Nobel Prize for Medicine awarded for circadian rhythm research

Jeffrey C. Hall, Michael Rosbash and Michael W. Young have been awarded the 2017 Nobel Prize in physiology or medicine for their work on molecular mechanisms controlling circadian systems.

It’s my favorite kind of research: sleep research. Circadian rhythms control when we’re at our best, our worst, and when we sleep. For everything we do that messes up this rhythm, we pay a price. Fly to a different time zone? Jet lag. Midnight snack? Mess up your metabolism. All nighter? Feel like crap the next day. The circadian rhythm affects everything from energy levels to metabolism, mood, and even fertility. But how is our body so good at keeping time, and how do all the individual parts of our body keep the same rhythm?

“The circadian system has its tentacles around everything,” Rosbash said in an interview with the HMI Bulletin in 2014. “It’s ticking away in almost every tissue in the human body.” It’s also in plants, including major food crops, the article noted, and appears to be tied to “disease susceptibility, growth rate, and fruit size.”

This is where the research steps in. The field of science emerged in the 1970s when geneticist Seymour Benzer and his student Ron Konopka managed to track down the genes that encode biological timing in fruit flies. Hall, Rosbash and Young also studied fruit flies, using them as a model organism. They showed that many genetical abnormalities and serious diseases are correlated with irregular circadian rhythms. A genetic mutation has already been found in some people who have a chronic sleeping problem, Young said. Among others, Alzheimer’s, depression, attention-deficit/hyperactivity disorder (ADHD), heart disease, obesity and diabetes and other metabolic issues are all included.

They suspected that because the effects are virtually ubiquitous inside the body, the brain likely uses one element to keep track of time. It wasn’t easy, but they managed to isolate a gene that is responsible for a protein that accumulates in the night but is degraded in the day. This was one of the key cogs in the mechanism, and paved the way for their later groundbreaking research.

“Before you’ve got the genes, everything is a black box,” Michael Hastings of the MRC Laboratory of Molecular Biology in Cambridge, England, said. “Once you’ve got the genes, everything is possible.”

At the moment, the discovery didn’t generate the excitement it probably deserved. Even though researchers explained that it could one day enable us to understand sleep and the circadian rhythm, it just didn’t cause a big stir.
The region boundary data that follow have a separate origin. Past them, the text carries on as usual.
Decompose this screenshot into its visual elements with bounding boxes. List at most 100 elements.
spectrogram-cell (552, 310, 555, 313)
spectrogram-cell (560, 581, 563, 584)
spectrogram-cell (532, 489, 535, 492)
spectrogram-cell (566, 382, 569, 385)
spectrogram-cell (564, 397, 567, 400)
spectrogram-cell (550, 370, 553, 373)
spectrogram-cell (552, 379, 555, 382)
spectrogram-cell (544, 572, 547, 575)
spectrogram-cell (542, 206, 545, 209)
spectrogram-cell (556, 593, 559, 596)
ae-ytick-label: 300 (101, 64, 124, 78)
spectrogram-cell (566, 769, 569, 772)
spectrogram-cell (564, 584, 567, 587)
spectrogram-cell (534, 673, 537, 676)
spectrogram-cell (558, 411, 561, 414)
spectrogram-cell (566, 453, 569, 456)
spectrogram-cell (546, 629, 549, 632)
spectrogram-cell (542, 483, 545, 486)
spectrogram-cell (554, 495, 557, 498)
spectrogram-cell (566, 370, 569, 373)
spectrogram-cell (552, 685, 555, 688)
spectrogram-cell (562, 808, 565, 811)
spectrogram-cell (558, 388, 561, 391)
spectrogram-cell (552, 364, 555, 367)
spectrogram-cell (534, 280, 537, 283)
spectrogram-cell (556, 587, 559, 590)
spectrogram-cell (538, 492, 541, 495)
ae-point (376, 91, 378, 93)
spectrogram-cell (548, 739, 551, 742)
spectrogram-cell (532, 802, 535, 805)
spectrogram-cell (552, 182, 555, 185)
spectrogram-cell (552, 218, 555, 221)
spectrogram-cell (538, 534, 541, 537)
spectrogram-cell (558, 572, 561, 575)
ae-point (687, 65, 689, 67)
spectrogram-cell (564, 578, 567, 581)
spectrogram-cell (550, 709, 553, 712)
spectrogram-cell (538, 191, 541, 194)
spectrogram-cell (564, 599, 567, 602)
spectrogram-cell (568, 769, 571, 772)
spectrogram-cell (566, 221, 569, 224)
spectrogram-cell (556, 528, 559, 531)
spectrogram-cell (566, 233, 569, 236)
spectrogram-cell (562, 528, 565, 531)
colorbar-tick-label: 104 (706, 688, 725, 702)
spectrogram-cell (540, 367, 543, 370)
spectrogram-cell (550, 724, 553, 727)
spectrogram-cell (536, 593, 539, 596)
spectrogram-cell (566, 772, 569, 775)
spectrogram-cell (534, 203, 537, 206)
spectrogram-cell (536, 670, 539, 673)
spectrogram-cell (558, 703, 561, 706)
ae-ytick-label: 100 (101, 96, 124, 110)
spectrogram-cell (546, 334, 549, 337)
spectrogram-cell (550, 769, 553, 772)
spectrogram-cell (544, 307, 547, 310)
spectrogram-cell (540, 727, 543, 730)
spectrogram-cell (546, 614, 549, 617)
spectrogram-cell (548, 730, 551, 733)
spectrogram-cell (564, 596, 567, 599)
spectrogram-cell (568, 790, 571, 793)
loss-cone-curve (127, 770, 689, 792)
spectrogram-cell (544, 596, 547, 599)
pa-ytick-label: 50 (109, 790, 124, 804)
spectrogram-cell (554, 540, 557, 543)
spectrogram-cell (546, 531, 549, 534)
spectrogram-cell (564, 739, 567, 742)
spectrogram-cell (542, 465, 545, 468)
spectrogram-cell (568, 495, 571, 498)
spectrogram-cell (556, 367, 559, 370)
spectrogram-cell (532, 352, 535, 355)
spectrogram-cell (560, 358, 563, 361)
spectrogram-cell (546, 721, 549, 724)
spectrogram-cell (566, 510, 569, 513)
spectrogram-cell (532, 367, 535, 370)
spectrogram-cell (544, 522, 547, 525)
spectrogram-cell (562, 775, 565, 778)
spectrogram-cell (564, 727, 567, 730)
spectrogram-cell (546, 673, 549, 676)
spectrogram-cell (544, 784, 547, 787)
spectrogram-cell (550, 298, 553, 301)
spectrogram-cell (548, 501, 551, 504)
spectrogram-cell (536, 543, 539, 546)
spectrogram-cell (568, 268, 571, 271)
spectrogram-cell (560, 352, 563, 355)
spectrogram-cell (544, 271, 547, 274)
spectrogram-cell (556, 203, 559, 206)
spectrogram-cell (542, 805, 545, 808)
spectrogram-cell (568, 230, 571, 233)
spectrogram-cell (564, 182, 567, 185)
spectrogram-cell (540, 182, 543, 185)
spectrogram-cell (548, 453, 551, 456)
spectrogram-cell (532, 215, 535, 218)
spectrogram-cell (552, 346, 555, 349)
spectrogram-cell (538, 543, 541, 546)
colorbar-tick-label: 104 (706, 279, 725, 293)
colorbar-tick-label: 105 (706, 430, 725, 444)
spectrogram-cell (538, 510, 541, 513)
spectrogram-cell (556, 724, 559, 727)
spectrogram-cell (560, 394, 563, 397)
It took years and years before the doors their research opened became obvious.

Hall, who is now retired, said he got the notice call at 5 a.m. — but due to age-related changes in his own circadian rhythms, he was already awake. He added that he would love to reinvest some of the money into his research… but unfortunately, he retired from that years ago.Here’s his awesome and unconventional speech:


Rosbash, a 73-year-old professor at Brandeis, talked more about their research. He told the AP that he and his two colleagues worked to understand “the watch … that keeps time in our brains.”

“You recognize circadian rhythms by the fact that you get sleepy at 10 or 11 at night, you wake up automatically at 7 in the morning, you have a dip in your alertness in the midday, maybe at 3 or 4 in the afternoon when you need a cup of coffee, so that is the clock,” he explained.

“The fact that you go to the bathroom at a particular time of day, the fact if you travel over multiple time zones your body is screwed up for several days until you readjust — all that is a manifestation of your circadian clock.”

The Nobel Prize in Physics was also awarded earlier today. I won’t give any spoilers, but the gravity of the situation should not be underestimated.